US 11,756,231 B2
Method and apparatus for scale calibration and optimization of a monocular visual-inertial localization system
Yi Chen, San Jose, CA (US); Ke Huang, San Jose, CA (US); and Wei Xi, San Jose, CA (US)
Assigned to MIDEA GROUP CO., LTD., Foshan (CN)
Filed by Midea Group Co., Ltd., Foshan (CN)
Filed on Jun. 29, 2021, as Appl. No. 17/362,832.
Prior Publication US 2022/0414932 A1, Dec. 29, 2022
Int. Cl. G06T 7/80 (2017.01); H04N 5/247 (2006.01); G01C 21/16 (2006.01); B25J 9/16 (2006.01); B25J 5/00 (2006.01)

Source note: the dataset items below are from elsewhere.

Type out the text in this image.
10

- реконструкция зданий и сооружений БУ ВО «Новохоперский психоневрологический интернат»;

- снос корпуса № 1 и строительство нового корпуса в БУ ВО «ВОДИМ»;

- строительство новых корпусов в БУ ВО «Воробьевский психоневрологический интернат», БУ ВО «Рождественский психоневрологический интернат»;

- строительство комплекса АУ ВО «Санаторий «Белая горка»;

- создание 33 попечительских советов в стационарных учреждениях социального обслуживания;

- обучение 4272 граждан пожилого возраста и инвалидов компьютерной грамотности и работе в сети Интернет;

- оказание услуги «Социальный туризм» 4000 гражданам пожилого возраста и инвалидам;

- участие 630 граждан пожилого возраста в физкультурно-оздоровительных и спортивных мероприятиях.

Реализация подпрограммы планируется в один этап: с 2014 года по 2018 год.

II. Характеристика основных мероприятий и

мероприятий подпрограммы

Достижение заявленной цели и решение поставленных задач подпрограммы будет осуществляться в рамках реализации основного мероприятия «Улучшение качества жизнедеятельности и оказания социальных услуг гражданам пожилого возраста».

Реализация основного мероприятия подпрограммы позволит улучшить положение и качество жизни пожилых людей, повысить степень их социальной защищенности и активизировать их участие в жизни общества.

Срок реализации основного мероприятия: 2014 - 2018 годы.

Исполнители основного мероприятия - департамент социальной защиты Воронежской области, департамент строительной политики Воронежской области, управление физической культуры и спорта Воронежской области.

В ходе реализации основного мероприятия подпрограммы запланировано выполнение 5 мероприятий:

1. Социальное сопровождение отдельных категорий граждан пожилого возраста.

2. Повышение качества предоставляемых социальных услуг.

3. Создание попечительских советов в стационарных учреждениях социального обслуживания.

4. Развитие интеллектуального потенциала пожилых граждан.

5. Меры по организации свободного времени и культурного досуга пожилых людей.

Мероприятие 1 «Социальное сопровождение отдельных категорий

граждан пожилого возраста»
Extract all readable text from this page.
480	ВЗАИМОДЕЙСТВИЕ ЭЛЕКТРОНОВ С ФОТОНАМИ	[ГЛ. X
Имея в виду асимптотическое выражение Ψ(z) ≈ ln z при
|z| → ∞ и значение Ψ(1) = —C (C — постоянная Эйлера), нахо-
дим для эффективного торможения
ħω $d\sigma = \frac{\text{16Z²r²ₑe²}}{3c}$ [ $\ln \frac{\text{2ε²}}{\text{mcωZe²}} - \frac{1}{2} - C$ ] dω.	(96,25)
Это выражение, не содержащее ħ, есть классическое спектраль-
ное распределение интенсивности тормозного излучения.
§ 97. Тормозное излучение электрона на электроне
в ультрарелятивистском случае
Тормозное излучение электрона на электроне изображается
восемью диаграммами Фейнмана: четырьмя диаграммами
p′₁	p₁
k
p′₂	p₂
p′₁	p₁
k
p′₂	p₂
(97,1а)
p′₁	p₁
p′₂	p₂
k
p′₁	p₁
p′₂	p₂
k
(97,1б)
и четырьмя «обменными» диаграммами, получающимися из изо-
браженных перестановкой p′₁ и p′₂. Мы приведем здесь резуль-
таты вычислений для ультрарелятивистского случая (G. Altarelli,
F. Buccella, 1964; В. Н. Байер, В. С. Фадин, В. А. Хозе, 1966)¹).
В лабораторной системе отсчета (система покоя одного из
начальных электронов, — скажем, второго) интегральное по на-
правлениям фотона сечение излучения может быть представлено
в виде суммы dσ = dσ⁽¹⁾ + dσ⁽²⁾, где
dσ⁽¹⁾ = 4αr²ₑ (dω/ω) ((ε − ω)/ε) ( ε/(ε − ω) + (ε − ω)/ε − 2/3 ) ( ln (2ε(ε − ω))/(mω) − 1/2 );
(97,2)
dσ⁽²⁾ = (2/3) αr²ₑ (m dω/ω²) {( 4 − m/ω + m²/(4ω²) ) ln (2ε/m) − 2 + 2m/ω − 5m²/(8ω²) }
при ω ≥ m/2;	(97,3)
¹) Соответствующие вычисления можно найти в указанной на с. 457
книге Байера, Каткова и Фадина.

CPC G06T 7/80 (2017.01) [B25J 5/007 (2013.01); B25J 9/1692 (2013.01); G01C 21/1656 (2020.08); G06T 2207/10016 (2013.01); G06T 2207/30244 (2013.01)] 17 Claims
OG exemplary drawing
 
1. A method, comprising:
capturing, by a camera disposed on a device moving in an environment, a plurality of image frames recorded in a first coordinate reference frame at respective locations within a portion of the environment in a first time period;
capturing, by an inertial measurement unit disposed on the device, sets of inertial odometry data recorded in a second coordinate reference frame, the sets of inertial odometry data corresponding to the plurality of image frames at the respective locations, in the first time period;
storing in a buffer, a matching pair of an image frame and a set of inertial odometry data that satisfies first criteria;
in accordance with a determination that a threshold number of matching pairs of image frames and inertial odometry data have been stored:
determining a rotational transformation matrix that corresponds to a relative rotation between the first coordinate reference frame and the second coordinate reference frame;
determining a scale factor from the matching pairs of image frames, wherein the rotational transformation matrix defines an orientation of the device, and the scale factor and the rotational transformation matrix calibrate the plurality of image frames captured by the camera, wherein the scale factor is solved as a parameter to a least square problem based on the matching pairs of image frames and inertial odometry data;
determining a translation transformation vector from the matching pairs of image frames, and wherein the rotational transformation matrix and the translation transformation vector define a transformation pose for transforming the first coordinate reference frame into the second coordinate reference frame, wherein the translation transformation vector is referenced to the first coordinate reference frame when a respective image of the matching pairs of image frames is taken to reduce scale ambiguity associated with the respective image,
multiplying the scale factor to the translation transformation vector, and
further multiplying a pose of a body frame of the device referenced to a camera frame when the respective image of the matching pairs of image frames is taken.